13

Of course, the standard way of testing if a file is empty is with test -s FILE, but one of our clients have received a script containing tests like this:

RETVAL=`ls -s ./log/cr_trig.log | awk '{print $1}'`
if test $RETVAL -ne 0
then
    echo "Badness: Log not empty"
    exit 25
fi

with claims from the supplier that it works in the two environments that they have tested it in. Needless to say, it failed badly on both two places that I tested it.

So, I got curious. When does ls -s print 0 for empty files?

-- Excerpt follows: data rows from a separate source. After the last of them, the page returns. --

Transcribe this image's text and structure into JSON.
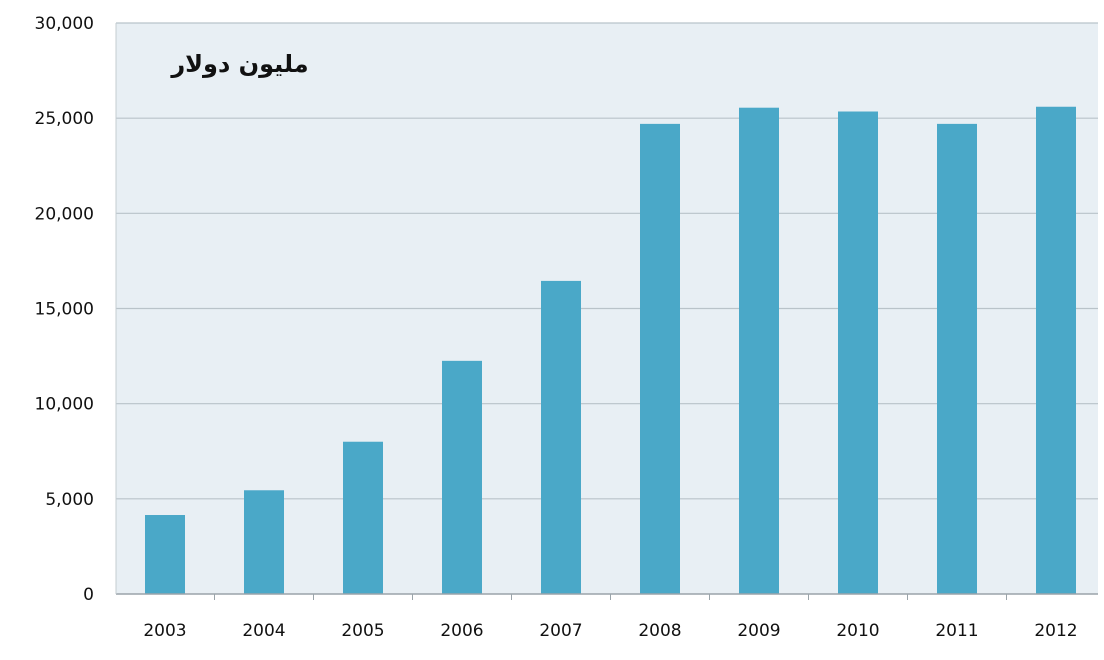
{
  "chart_data": {
    "type": "bar",
    "title": "",
    "unit_label": "مليون دولار",
    "xlabel": "",
    "ylabel": "",
    "categories": [
      "2003",
      "2004",
      "2005",
      "2006",
      "2007",
      "2008",
      "2009",
      "2010",
      "2011",
      "2012"
    ],
    "values": [
      4150,
      5450,
      8000,
      12250,
      16450,
      24700,
      25550,
      25350,
      24700,
      25600
    ],
    "ylim": [
      0,
      30000
    ],
    "yticks": [
      "0",
      "5,000",
      "10,000",
      "15,000",
      "20,000",
      "25,000",
      "30,000"
    ],
    "grid": true,
    "legend": "none",
    "colors": {
      "bar": "#4aa8c8",
      "plot_background": "#e8eff4",
      "gridline": "#b9c3c9"
    }
  }
}
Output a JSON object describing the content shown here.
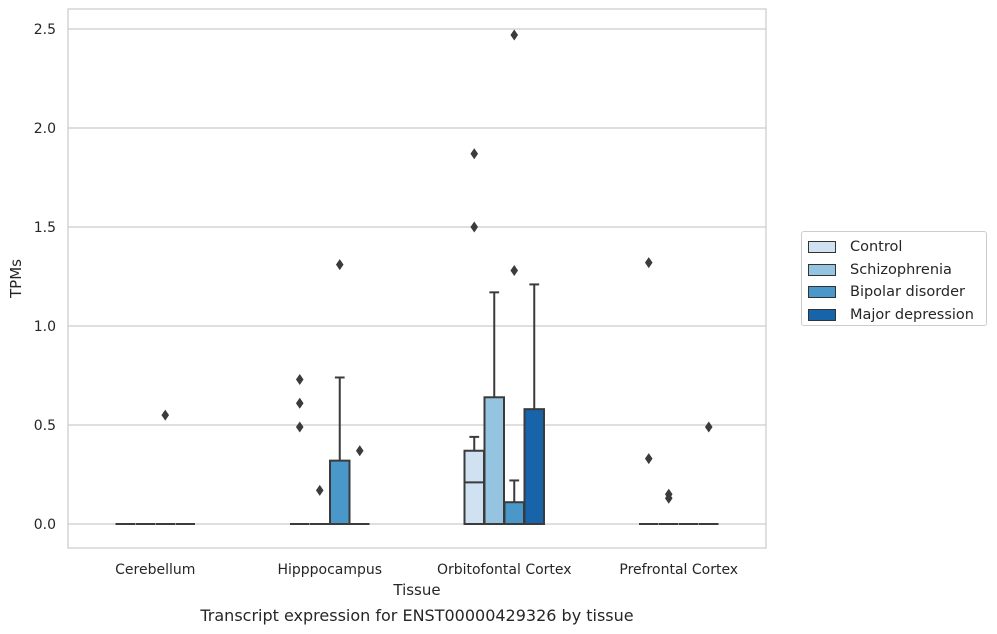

This is my findings so far:

  • GFS on Linux: 4
  • ext4 on Linux: 0
  • ZFS on Solaris: 1
  • UFS on Solaris: 0
  • jfs on AIX : 0
  • VxFS on HP-UX: 0
  • HFS on HP-UX: 0
  • HFS on Mac OS X: 0

I haven't examined networked file systems yet.

Question: How can I elegantly explain to the others that their scripts are wrong ?

In my opinion, the "correct" version would be:

if test ! -s ./log/cr_trig.log
then
    echo "Badness: Log not empty"
    exit 25
fi
Matteo
  • 9,796
  • 4
  • 51
  • 66
MattBianco
  • 3,704
  • 6
    Just show them your tests. You have hard data that proves that their test is not portable, what more do you need? – Mat Nov 01 '11 at 08:37
  • One of the most interesting questions I've seen so far on this server. Too bad one can only spend one point. – ktf Nov 01 '11 at 09:48
  • @ktf You can always award a bounty. – Joe Nov 05 '11 at 10:59

3 Answers3

6

Very interesting finding. Although I've never used ls -s to check whether a file is empty or not, I would have assumed, that it reports 0 for empty files, too.

To your question: As Mat already commented, show them your test results. To explain the results to them, state that ls -s reports the amount of allocated blocks in the filesystem, not the actual size in bytes. Obviously some filesystem implementations allocate blocks even if they don't have to store any data instead of storing just a NULL pointer in the inode.

The explanation for this may be performance-related. To create empty files that will stay empty is an exeption for normal processing (the most common usage I've seen would be the creation of status files where the existance of a file represents a certain state of the software).

But normally a file created will get some data soon, so the designers of a certain FS may have assumed that it pays off to immediately allocate a data block upon file creation, so when the first data arrives this task is already done.

Second reason could be that a file has contained data in the past which has been erased. Instead of freeing the last data block it may be worthy to keep that data block for reuse by the same file.

EDIT:

One more reason came to mind: The filesystems where you have found values > 0 are ZFS, the the RAID+LVM+FS implementation and GFS, a cluster filesystem. Both may have to store metadata to maintain file integrity that is not stored in inodes. It could be that ls -s counts in data blocks allocated for this metadata.

ktf
  • 2,717
4

Unlike most (if not all) other file systems, ZFS doesn't preallocate a static array of inodes. Creating an empty file on ZFS will then use a new block of data which is the one reported by ls -s.

I suspect GFS to have to store synchronization/lock data leading to the other non zero result.

jlliagre
  • 61,204
3

ls -s reports the number of blocks that are allocated for the file, not including whatever is stored directly in the directory entry.

In most cases, the number of blocks is the number of bytes divided by the block size in bytes, rounded up.

The number of blocks can be less than that for a sparse file. For example, on most filesystems, this will create a 8192-byte file spanning 0 blocks:

$ perl -e 'truncate STDOUT, 8192' >a
$ ls -l a
-rw-r--r-- 1 gilles gilles 8192 Nov  1 21:32 a
$ ls -s a
0 a

Conversely, the number of blocks can be more if the filesystem preallocates blocks for files or uses blocks to store metadata. I'm not surprised that Zfs has a non-obvious correspondence between file size and number of blocks, given the large number of features it offers and its orientation towards large filesystems; I don't know the details, but the number of blocks depends not only on the size of the files but also on its history (you can have more than one block in an empty file if it's the result of truncating a larger file).

To explain why ls -s is wrong: it doesn't count the size of the file, but a filesystem-dependent quantity. It's a very indirect way to determine whether a file is empty in the first place, requiring an external tool (ls) and some parsing; instead, they should use test -s, which requires no parsing, and performs exactly what is requested. If they think that ls -s is a good way to test whether a file is empty, the onus should be on them to justify that it works.